While many women shudder at the thought of walking through a dark street or a half-empty underground parking lot, for some, being at home is where they are afraid and face the risk of violence and injury. Especially when there is a gun in the house.   

Just as domestic violence disproportionately affects women, the misuse of firearms is also not gender blind and affects the lives of women and men differently. A recent analysis by SEESAC,  shows that the likelihood of a fatal outcome of firearm misuse was the highest in incidents of domestic violence. More than three times higher than in a criminal context.

Women account for over half (64%) of all persons killed by a family member in Serbia, and an overwhelming majority of those killed by their intimate partner (88%). As many as 39% of women killed by an intimate partner were killed with firearms. The majority of women killed with firearms were killed in their very home, apartment or yard, and not in public places. Bearing all this in mind, it is not surprising then that the majority of women (60%) and almost half of men (45%) feel that a gun at home actually makes them less safe. Firearm misuse for violence against women does not only affect the woman exposed to the violence, but her children, parents, relatives, it affects the safety of the entire neighbourhood and community.

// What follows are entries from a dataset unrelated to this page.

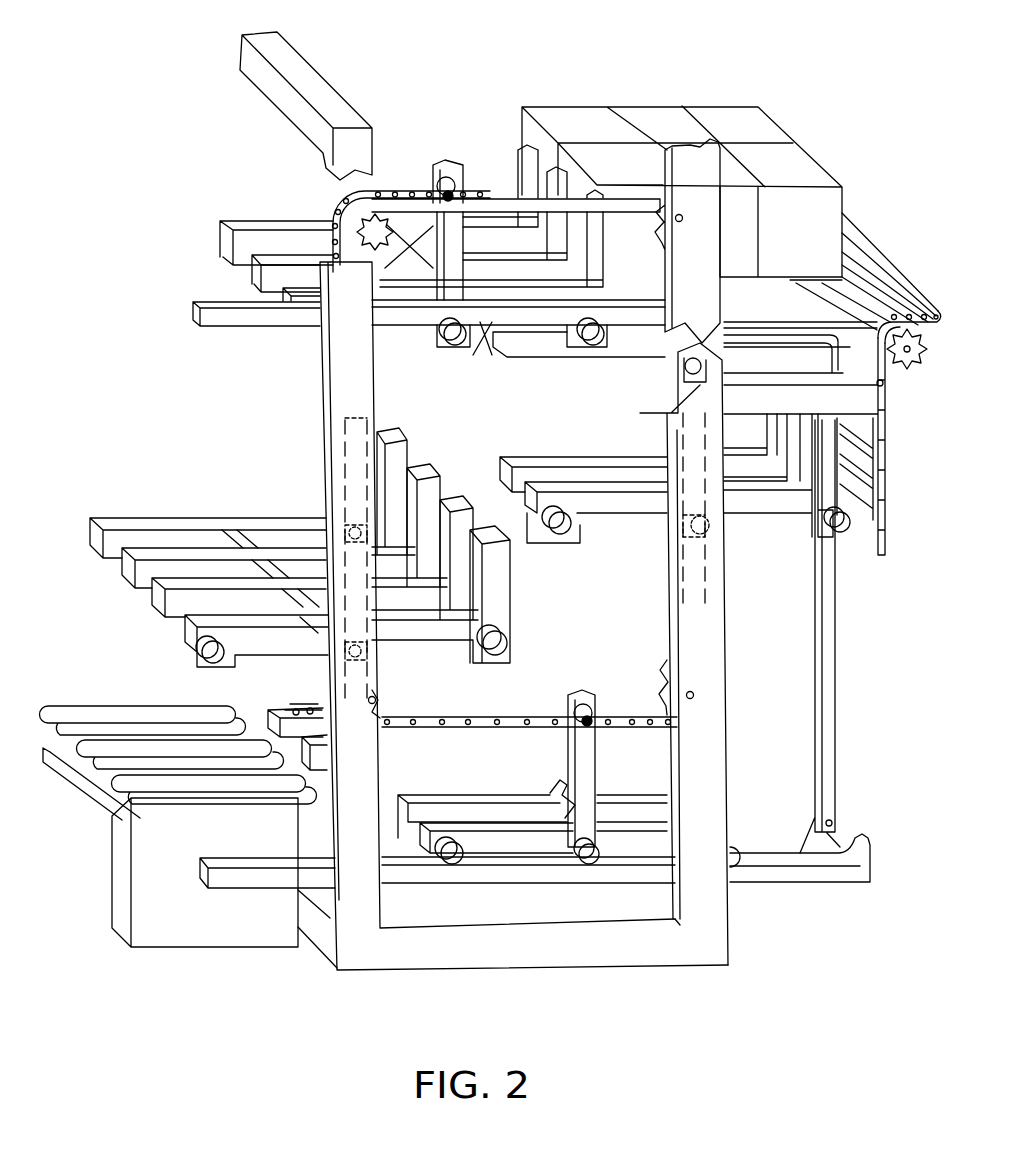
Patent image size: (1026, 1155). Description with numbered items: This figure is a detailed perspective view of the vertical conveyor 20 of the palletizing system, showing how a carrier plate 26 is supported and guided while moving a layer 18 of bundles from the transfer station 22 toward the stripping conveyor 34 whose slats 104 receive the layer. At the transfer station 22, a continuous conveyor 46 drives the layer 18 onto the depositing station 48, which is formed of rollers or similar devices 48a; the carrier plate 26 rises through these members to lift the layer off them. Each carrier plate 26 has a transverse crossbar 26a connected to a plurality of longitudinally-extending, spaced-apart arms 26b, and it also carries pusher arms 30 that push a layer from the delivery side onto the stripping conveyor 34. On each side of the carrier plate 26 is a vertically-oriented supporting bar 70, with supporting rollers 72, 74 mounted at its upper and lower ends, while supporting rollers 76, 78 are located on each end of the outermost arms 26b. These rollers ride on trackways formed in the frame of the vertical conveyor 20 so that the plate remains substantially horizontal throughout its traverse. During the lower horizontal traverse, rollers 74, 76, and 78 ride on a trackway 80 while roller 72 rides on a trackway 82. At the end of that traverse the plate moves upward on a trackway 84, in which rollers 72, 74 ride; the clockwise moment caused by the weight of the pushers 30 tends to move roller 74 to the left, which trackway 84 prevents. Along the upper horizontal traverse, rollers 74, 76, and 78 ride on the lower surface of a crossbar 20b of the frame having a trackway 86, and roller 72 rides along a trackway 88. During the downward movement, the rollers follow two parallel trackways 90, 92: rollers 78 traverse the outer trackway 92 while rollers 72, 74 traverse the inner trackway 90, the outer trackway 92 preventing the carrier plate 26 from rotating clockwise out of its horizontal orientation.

The layer of bundles 18 is at (657, 106).
The vertical conveyor 20 is at (311, 378).
The crossbar 20b is at (488, 330).
The transfer station 22 is at (146, 694).
The carrier plate 26 is at (236, 224).
The transverse crossbar 26a is at (248, 530).
The arms 26b is at (586, 456).
The pusher arms 30 is at (598, 257).
The stripping conveyor 34 is at (887, 432).
The continuous conveyor 46 is at (185, 840).
The depositing station 48 is at (259, 706).
The rollers 48a is at (311, 711).
The supporting bars 70 is at (457, 240).
The supporting roller 72 is at (450, 180).
The supporting roller 74 is at (357, 667).
The supporting roller 76 is at (565, 535).
The supporting roller 78 is at (600, 336).
The trackway 80 is at (795, 876).
The trackway 82 is at (484, 718).
The trackway 84 is at (366, 428).
The trackway 86 is at (400, 338).
The trackway 88 is at (499, 203).
The inner trackway 90 is at (720, 606).
The outer trackway 92 is at (836, 636).
The slats 104 is at (858, 247).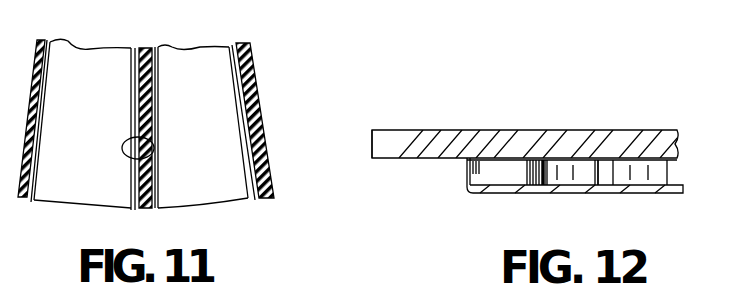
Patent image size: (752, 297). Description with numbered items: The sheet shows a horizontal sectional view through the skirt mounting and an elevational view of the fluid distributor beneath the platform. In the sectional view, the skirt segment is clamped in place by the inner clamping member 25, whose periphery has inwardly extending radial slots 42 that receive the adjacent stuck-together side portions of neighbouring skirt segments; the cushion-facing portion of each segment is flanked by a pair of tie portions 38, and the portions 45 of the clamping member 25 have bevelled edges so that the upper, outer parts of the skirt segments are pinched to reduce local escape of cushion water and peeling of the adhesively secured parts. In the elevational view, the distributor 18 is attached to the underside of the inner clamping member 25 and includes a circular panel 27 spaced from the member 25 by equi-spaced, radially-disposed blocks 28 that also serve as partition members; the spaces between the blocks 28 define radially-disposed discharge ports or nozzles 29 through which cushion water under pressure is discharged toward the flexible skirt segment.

In FIG. 12, the distributor 18 is at (534, 200).
In FIG. 11, the inner clamping member 25 is at (214, 166).
In FIG. 12, the inner clamping member 25 is at (503, 135).
In FIG. 12, the circular panel 27 is at (500, 194).
In FIG. 12, the radially-disposed blocks 28 is at (596, 180).
In FIG. 12, the discharge ports or nozzles 29 is at (463, 170).
In FIG. 11, the tie portions 38 is at (134, 48).
In FIG. 11, the radial slots 42 is at (156, 137).
In FIG. 11, the portions of the clamping member 45 is at (88, 190).
In FIG. 12, the portions of the clamping member 45 is at (380, 142).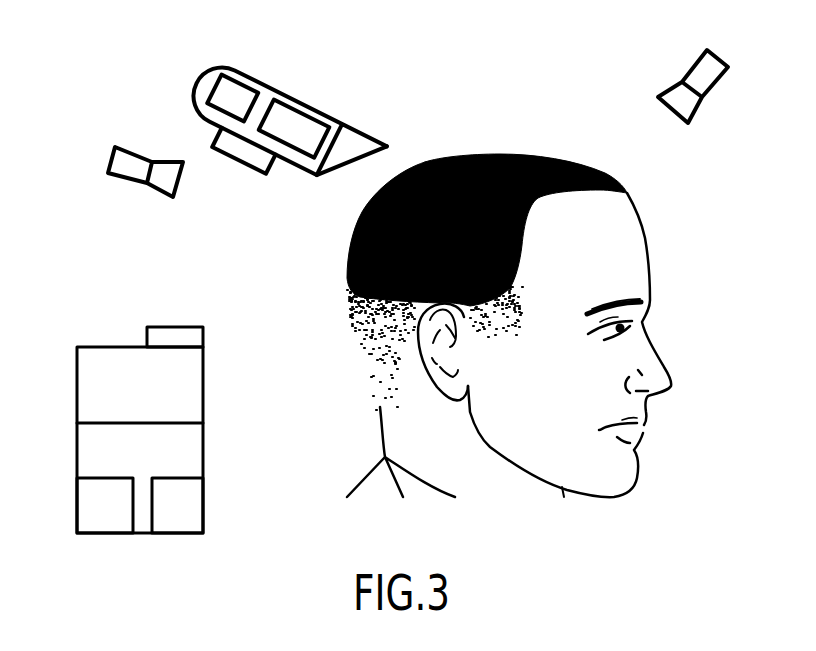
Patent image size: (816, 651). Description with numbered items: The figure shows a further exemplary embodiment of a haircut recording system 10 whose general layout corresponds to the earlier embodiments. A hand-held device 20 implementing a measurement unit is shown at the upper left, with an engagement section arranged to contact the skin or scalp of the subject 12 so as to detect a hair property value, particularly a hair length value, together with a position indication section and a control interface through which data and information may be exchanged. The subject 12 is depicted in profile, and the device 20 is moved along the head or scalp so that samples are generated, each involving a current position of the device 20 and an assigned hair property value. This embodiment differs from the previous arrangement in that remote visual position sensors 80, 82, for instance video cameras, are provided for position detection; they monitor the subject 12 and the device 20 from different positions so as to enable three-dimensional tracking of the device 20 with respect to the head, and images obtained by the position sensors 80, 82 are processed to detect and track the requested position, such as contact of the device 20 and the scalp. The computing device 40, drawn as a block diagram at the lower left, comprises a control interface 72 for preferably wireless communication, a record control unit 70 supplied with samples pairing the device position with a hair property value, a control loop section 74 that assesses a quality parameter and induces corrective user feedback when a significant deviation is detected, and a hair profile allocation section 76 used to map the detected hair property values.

Though  media are the most frequent source of information about femicide and violence against women in the family and in partner relationships, they rarely provide a wider analysis of the phenomenon or a critical approach to the problem of firearm misuse and violence against women. The Analysis of media coverage of firearm misuse in violence against women committed by men, conducted by the group Journalists against Violence, established and supported by UNDP, raises several points relevant not only for media reporting on this issue, but also for a better public understanding of the phenomenon.

As the analysis has shown, media primarily deal with individual incidents and do not explore firearm misuse in the wider context of the problem of violence against women or high rate of murders of women (femicide) - only 6% of analyzed reports on gender-based violence make a conntection between these phenomena. This way, the media contribute to the perseverance of the still widespread social perception of violence against women in a domestic or partner relationship context as isolated cases belonging to the private sphere.

They fail to seize the opportunity to show that misuse of firearms for violence against women is part of the continuum of discrimination and violence women face throughout their life in a patriarchal society and that it is a consequence of unequal social power between women and men, a situation that can and must be changed. Violence, justification of male violence against women and responsibility of the victim for the violent act, are further normalized through sensationalist reporting and stereotypical expressions used in nearly half (45%) of analyzed reports.   

When reporting on women who were killed, media do not provide information about the ownership or origin of the weapon used, for example, whether the perpetrators had access to it based on their profession or were participants of wars, whether they had been previously reported for violence or other criminal acts. All these are factors contributing to significant risk of violence escalating and danger to family members. Here, media could have an especially important awareness raising role and show citizens how important it is to provide information on the possible access of the perpetrator to firearms when reporting domestic violence to the authorities. In addition to this, media have a crucial role, one yet to be more significantly applied, in pointing to the responsbility of competent institutions for preventing misuse of firearms for committing violence, including in cases of domestic and intimate partner violence.

In addition to this, media do not report on the “invisible dangers“ of firearm misuse, when it is used for coercion, threats, control, verbal intimidation and committing sexual violence. This way, the media fail to raise public awareness about the fact that misuse of firearms does not only leave physical scars, and how the very presense of firearms in the home can limit a survivor in reporting the violence, defending herself, seeking help, and a factor affecting the readiness of potential bystanders to intervene.

A recommendation for change in current reporting practices, one that can also contribute to prevention,is shedding light on the conclusion of a violence case. Only in slightly over one third of cases did media report on possible or official legal sactions, but what is still missing is informing on the physical, psychological and economic consequences for individuals, the direct victim, her family, possible witnesses and the wider environment, and the demand for a more determined response by institutions to this problem.  

The  analysis was prepared striving to change existing media practices. With UNDP’s support, it will be used as a significant tool by women editors and journalists throughout Serbia gathered in the group Journalists Against Violence to raise awareness about the gendered nature of firearm misuse and to improve media standards. Reporting standards should be raised so that they contribute to behaviour change and lowering the impact of gun culture and violence culture, whose primary victims are women. Because women should be safe everywhere, above all in their own home.